If you can’t write well, learn it. If you can’t learn it, outsource it. This is not a place to cheap out or screw around. If your business depends on the quality of your content, make sure it’s the best damn content you can put out there.
While you’re creating that top-notch content, don’t forget these four other tactics.
- Write guest posts on influencers’ blogs and outlets. The more visible the outlet, the better, just don’t do it for the backlinks. If anything, stick a single link to your main page or Twitter page in your bio. Google won’t even count it, but stick a rel=”nofollow” tag in there so they know you’re not trying to be tricky. But don’t put your best eggs into that basket. Save your best content for your own blog.

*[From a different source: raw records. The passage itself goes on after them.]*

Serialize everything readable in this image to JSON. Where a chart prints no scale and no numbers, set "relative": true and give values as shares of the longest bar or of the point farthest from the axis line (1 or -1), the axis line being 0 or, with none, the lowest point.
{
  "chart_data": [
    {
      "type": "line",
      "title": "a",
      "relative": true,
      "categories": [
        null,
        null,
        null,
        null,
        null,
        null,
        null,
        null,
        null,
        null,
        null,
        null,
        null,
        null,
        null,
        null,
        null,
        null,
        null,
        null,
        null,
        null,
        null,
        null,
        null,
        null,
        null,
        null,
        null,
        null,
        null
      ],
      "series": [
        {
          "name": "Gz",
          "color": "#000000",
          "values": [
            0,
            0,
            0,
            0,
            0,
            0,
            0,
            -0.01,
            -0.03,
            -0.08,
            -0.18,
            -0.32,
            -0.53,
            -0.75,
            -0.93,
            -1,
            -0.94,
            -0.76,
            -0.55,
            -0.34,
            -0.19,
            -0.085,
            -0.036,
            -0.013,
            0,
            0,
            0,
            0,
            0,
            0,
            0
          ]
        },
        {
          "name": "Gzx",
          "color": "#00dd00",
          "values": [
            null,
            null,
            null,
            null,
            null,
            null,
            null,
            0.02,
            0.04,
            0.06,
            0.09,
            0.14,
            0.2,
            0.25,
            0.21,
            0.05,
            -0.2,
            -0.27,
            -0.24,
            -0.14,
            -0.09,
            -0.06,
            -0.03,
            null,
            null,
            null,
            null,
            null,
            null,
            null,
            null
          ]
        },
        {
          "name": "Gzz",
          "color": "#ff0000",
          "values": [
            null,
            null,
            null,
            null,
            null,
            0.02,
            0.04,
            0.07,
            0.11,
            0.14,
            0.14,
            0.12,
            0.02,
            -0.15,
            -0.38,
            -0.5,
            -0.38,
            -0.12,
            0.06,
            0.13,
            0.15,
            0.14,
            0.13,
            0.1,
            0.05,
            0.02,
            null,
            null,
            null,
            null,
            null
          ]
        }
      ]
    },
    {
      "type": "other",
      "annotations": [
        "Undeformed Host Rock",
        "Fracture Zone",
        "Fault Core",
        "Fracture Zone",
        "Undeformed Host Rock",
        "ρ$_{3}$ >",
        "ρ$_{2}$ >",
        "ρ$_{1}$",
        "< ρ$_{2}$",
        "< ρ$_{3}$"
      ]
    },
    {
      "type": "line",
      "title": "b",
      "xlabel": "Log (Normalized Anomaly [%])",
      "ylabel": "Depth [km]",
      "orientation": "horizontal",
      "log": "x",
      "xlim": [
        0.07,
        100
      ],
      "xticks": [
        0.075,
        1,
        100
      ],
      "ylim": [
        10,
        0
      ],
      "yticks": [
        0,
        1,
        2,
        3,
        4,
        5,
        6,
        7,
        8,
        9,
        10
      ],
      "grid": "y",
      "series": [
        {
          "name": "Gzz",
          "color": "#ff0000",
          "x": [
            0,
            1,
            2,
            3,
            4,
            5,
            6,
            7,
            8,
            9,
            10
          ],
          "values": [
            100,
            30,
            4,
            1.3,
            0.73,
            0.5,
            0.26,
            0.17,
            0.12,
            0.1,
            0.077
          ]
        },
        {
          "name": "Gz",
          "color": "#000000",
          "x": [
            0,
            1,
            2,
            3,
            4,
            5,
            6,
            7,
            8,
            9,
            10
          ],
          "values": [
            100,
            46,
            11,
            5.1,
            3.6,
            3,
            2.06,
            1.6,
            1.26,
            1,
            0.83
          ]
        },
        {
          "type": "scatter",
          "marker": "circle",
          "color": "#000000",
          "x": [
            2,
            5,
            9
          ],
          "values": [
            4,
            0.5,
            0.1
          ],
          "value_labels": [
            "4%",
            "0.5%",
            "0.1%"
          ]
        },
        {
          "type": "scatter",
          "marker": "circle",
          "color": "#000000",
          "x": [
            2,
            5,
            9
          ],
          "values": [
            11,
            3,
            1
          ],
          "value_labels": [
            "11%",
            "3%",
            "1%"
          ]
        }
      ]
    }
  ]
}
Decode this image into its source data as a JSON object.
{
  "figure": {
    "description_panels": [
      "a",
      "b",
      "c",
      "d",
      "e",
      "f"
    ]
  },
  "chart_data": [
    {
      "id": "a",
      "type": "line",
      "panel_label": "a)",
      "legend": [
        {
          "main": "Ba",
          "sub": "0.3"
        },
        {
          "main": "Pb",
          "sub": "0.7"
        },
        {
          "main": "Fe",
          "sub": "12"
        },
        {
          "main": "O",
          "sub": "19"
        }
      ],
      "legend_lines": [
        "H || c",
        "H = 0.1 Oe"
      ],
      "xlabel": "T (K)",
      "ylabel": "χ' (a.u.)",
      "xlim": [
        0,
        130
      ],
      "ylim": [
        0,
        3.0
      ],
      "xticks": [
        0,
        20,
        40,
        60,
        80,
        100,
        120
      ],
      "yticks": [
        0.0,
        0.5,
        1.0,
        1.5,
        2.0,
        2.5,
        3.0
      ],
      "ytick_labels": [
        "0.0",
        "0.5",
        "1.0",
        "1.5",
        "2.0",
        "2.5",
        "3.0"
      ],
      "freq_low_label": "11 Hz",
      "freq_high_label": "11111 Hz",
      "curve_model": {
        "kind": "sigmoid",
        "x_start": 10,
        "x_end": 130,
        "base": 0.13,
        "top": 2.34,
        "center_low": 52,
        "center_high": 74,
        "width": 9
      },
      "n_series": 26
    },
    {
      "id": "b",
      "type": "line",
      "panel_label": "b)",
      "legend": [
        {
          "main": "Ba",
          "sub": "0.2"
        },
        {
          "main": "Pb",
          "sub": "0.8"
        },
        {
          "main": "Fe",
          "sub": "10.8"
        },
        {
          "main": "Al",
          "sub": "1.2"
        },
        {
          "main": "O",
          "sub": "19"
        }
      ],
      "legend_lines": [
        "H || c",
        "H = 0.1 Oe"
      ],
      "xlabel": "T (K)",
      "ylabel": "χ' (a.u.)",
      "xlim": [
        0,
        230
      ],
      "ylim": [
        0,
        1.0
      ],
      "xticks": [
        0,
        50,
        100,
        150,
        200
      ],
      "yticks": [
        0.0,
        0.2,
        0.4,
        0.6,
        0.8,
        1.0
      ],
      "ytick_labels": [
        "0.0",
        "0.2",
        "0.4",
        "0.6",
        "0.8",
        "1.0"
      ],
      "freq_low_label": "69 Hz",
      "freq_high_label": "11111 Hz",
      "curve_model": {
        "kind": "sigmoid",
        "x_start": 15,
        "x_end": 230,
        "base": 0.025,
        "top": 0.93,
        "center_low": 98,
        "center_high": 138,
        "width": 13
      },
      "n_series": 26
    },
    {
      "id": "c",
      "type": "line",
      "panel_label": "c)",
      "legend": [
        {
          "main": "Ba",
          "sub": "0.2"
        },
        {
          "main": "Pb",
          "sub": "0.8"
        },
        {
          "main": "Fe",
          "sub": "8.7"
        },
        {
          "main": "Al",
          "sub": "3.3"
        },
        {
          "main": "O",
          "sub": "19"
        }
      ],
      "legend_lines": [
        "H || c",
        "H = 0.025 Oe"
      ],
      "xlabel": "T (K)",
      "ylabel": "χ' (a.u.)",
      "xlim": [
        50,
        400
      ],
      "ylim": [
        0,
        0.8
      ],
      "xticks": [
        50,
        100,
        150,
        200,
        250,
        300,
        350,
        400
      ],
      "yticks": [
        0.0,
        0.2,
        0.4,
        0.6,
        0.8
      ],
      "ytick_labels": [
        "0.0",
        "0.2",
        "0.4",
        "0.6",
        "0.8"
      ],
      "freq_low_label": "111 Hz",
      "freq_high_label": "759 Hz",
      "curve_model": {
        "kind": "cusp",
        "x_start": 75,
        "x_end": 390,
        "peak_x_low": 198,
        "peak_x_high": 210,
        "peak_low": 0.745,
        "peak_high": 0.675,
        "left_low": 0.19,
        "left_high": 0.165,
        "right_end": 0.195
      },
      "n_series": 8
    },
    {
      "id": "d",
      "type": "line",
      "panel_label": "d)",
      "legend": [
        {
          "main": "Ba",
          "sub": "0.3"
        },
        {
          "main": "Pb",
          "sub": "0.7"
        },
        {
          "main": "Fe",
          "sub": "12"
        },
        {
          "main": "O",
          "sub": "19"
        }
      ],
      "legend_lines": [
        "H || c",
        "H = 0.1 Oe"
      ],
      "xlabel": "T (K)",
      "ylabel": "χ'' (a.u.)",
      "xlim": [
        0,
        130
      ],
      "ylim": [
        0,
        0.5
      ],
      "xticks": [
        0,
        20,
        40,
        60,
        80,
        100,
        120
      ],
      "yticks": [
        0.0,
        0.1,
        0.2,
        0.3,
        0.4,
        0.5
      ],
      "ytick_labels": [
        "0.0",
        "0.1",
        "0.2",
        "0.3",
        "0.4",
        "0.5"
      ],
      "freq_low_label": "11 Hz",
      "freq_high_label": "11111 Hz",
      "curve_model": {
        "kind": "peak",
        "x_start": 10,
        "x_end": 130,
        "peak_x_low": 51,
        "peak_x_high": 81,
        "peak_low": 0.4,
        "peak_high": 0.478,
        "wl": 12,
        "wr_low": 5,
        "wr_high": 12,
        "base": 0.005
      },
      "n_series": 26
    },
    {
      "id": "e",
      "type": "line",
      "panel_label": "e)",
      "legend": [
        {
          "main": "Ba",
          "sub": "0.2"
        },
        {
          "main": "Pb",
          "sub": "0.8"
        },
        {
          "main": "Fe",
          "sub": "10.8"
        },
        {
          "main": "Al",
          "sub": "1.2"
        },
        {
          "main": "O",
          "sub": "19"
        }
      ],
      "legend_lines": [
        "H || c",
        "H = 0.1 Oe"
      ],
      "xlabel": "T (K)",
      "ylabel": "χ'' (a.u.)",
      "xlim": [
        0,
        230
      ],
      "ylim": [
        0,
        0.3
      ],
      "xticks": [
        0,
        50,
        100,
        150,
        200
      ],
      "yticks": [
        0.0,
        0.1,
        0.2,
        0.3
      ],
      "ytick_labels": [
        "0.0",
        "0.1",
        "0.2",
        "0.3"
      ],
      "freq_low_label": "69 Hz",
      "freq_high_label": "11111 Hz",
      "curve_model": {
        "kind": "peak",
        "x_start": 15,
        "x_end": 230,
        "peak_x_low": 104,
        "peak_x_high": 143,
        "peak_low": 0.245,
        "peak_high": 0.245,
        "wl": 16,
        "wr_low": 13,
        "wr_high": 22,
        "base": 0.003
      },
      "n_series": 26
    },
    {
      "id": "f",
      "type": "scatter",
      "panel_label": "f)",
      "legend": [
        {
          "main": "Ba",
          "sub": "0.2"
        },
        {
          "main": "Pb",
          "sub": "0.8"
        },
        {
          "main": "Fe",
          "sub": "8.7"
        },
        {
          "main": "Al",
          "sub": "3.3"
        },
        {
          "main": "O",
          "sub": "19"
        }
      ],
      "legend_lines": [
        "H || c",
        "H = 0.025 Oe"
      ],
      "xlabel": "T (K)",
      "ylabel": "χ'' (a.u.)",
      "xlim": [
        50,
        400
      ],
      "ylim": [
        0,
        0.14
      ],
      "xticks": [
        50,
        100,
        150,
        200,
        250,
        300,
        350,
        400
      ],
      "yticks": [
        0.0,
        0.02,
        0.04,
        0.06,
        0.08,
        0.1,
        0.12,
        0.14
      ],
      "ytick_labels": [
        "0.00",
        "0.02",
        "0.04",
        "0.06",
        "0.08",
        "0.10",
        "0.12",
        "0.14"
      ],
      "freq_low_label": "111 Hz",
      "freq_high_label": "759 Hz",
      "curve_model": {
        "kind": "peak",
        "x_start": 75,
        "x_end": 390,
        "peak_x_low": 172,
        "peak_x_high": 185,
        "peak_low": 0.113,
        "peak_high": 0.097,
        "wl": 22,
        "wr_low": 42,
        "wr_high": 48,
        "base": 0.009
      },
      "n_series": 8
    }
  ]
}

- Join an allied industry group on LinkedIn where you can serve and provide value. Do this in addition to joining your industry’s groups. Write information for the allied group, not your industry group. Don’t worry about trying to impress your colleagues, focus on impressing your potential customers. Your industry colleagues won’t hire you, allied group members will.
- Curate insider information. Curation should only take up 20% (1 day out of 5) of your total content marketing. It should not be your entire strategy. This means you need to find the best and hardest to find information, not the Mashable article that everyone’s already read. Share that information with your allied groups so they can do their jobs better.
- Embrace social sharing. It may be old hat, but there ain’t no hats like old hats. The best way to get people to see your content is to share it on social media. They’re not going to stumble upon it by accident. There won’t be a grand awareness of your latest article. And the social media fairies won’t sprinkle it with their magic dust into your networks. You have to tell people, several times in fact. Post it two or three times over two days. Remember, not everyone is on Twitter at the same time. Once in the morning, once in the afternoon, and possibly once in the evening or the next day at lunch time. Google still pays attention to social sharing signals, so the more your content is shared, the better.
Authorship may be gone, but if you’re an effective content marketer, that shouldn’t matter. If you’ve already been doing it right, you’re still able to keep doing what you’ve been doing. It’s like taking a nail gun away from a carpenter. As long as he’s still got his hammer, he can keep working.
If you’ve still got your blog or website, you can keep working too.